ASM organised a roundtable discussion with Catarina Tully on 6 September 2018 at its MATRADE office on 6 September 2018.
The discussion centres upon on how the UN’s Sustainable Development Goals (SDGs) is driving a renaissance in strategic foresight in the development sector and among multilateral organisations.
Cat Tully gave a short introductory speech on how strategic foresight can be applied to achieve SDGs. Her speech included a case study on Foresight Handbook for Youths developed by UNICEF. She then elaborated on what foresight is, and the importance of strategic foresight to achieve a desired target or goal.
It is most common to set targets or goals to envision the future. However, targets are linear by nature and thus not suitable for the real world in which many aspects of the future are interlinked. To address the interlinked future, she suggested for complex system approaches to be taken in addressing strategic planning and setting targets for the future. In this regard, foresighting can be a powerful tool in anticipating the future.
According to Cat, foresighting activities involve both deductive (analytics) and inductive (articles, creativity) processes. It enables us to harness emerging technologies to benefit human and humanity while at the same time being aware of potential risks. By being informed of both elements, our ability to adopt and engage with emerging technologies can be leveraged for economic transformation. Other than for economic purposes, foresight also enables governments to address conflicts that may arise detected through current signals.
Continuing her speech, Cat highlighted the challenges in employing foresight methods. One of the major challenges would be creating an impact from foresighting activities. Transmitting foresight output into policies is an important element in order for foresighting activities to be actually impactful. This can be achieved by institutionalising foresight.
In institutionalising foresight, it is important to employ an ecosystem approach by leveraging on science and technology. The ecosystem approach should address the whole ecosystem encompassing legislation, judiciary, bureaucracy, as well as organisations. Obtaining commitment from stakeholders for them to decide on how they can contribute is also vital. In order for foresight activities to be effective, the whole ecosystem needs to be addressed.

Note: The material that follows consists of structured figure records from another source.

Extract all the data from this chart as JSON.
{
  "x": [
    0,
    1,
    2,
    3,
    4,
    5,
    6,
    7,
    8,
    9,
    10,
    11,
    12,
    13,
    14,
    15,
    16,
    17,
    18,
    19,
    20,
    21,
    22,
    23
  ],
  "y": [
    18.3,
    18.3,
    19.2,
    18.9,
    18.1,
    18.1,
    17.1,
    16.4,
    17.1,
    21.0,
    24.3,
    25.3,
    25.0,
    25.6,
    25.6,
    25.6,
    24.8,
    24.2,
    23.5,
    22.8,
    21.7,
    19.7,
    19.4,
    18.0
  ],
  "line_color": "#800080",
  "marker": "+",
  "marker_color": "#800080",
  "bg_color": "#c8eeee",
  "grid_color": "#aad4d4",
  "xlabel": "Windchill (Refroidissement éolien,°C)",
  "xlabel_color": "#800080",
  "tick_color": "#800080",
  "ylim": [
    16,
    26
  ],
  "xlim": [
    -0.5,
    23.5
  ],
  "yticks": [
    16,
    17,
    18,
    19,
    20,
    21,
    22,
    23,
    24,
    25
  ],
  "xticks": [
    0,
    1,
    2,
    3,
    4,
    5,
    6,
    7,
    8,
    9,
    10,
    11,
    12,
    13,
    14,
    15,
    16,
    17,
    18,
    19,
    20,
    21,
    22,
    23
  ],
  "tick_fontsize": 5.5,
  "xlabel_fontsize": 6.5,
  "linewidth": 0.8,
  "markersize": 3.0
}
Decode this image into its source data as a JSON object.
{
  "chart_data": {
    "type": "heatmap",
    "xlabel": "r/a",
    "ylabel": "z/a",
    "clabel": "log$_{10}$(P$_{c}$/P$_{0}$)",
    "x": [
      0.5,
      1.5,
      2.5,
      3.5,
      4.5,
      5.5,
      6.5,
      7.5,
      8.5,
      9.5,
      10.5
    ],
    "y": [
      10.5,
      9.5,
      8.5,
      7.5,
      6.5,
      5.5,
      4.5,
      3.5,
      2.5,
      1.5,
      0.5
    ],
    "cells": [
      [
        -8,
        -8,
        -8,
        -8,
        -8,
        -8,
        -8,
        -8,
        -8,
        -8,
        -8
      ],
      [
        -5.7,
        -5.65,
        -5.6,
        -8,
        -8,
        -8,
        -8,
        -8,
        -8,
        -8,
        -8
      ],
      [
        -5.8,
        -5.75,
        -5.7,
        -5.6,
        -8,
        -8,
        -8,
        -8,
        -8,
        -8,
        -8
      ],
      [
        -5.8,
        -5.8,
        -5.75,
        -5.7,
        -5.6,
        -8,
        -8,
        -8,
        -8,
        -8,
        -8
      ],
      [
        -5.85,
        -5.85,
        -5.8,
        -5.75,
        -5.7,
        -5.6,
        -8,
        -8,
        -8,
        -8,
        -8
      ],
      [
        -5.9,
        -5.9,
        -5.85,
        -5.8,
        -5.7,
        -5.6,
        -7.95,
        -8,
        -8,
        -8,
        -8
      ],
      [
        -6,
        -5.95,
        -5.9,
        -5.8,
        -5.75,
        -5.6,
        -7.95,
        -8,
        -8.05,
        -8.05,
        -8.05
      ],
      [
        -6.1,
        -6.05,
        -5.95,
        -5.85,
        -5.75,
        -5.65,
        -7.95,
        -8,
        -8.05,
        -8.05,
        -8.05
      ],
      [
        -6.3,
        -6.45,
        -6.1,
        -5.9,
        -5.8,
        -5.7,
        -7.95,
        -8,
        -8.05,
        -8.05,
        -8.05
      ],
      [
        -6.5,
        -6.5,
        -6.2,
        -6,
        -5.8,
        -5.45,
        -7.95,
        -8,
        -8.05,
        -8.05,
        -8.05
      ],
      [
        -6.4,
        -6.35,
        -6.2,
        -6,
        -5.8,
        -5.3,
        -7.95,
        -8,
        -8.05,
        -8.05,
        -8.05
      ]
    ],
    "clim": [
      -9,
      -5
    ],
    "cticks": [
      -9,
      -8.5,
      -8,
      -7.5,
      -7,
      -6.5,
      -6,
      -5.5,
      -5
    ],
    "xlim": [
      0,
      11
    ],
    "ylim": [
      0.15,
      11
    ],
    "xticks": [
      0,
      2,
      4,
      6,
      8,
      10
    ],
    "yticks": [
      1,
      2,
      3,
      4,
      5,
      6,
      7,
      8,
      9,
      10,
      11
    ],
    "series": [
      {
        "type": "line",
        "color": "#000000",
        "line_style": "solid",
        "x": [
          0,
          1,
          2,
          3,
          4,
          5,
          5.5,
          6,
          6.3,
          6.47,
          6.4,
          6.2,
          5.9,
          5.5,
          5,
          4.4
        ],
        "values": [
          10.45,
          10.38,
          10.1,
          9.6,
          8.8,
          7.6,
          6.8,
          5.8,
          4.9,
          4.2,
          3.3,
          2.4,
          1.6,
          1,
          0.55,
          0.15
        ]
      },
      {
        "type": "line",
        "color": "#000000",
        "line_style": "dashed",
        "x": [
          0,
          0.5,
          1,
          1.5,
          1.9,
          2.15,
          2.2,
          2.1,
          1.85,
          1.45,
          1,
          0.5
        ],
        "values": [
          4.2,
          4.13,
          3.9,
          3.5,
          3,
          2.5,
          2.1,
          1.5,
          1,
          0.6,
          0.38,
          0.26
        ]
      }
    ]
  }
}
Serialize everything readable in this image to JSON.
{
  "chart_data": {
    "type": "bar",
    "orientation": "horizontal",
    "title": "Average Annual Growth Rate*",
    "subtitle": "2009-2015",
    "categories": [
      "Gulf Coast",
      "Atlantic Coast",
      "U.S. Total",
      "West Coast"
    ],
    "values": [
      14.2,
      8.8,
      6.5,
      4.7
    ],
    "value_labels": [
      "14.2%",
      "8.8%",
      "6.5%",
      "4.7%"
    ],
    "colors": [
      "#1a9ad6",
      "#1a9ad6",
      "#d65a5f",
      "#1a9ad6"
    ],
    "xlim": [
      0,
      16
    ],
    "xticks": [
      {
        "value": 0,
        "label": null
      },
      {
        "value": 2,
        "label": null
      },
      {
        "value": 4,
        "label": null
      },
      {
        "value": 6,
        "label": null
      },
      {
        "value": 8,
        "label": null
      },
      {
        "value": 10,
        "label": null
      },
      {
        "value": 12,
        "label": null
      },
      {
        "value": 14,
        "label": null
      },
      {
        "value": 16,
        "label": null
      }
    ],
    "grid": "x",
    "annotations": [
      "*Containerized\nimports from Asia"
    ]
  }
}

Cat cited an analysis by McKinsey in 2012; it found that companies that have long-term planning obtains substantially better returns, as they are better equipped for the future. This further proves that foresighting could equip government, agencies and corporations to be prepared for what the future holds. To assist with future ASM foresight activities, a relevant literature that can be referred to is the GCPSE Foresight Manual: Empowered Futures for the 2030 Agenda.
Catarina Tully is the founder of the School of International Futures (SOIF). SOIF helps leaders, communities and organisations engage with the future, to make better decisions today. SOIF runs projects and foresight retreats across the world and has 600 alumni in 50 countries. Catarina advises on and teaches strategic foresight, emergent strategy and system stewardship internationally, including at the UN and as a Visiting Professor in Malaysia and Russia.
Previously, Catarina was Strategy Project Director at the UK FCO and Senior Policy Adviser in the Prime Minister’s Strategy Unit. Before working in government, she worked in strategy and international relations across the not-for-profit and business sectors, including Christian Aid, Technoserve and Procter and Gamble.
Catarina has degrees from Cambridge and Princeton Universities. She is a trustee for Involve, a public participation Think Tank; the Foundation for Democracy and Sustainable Development (FDSD); a Global board member of Academics Stand Against Poverty (ASAP); a member of the Advisory Group of the British Foreign Policy Group (BFPG); Visiting Professor at Moscow’s Presidential Academy for Public Administration and Chairholder of the Yayasan Tun Ismail Mohamed Ali Berdaftar (YTI) Professorial Chair in the field of Leadership at UNIRAZAK in Malaysia.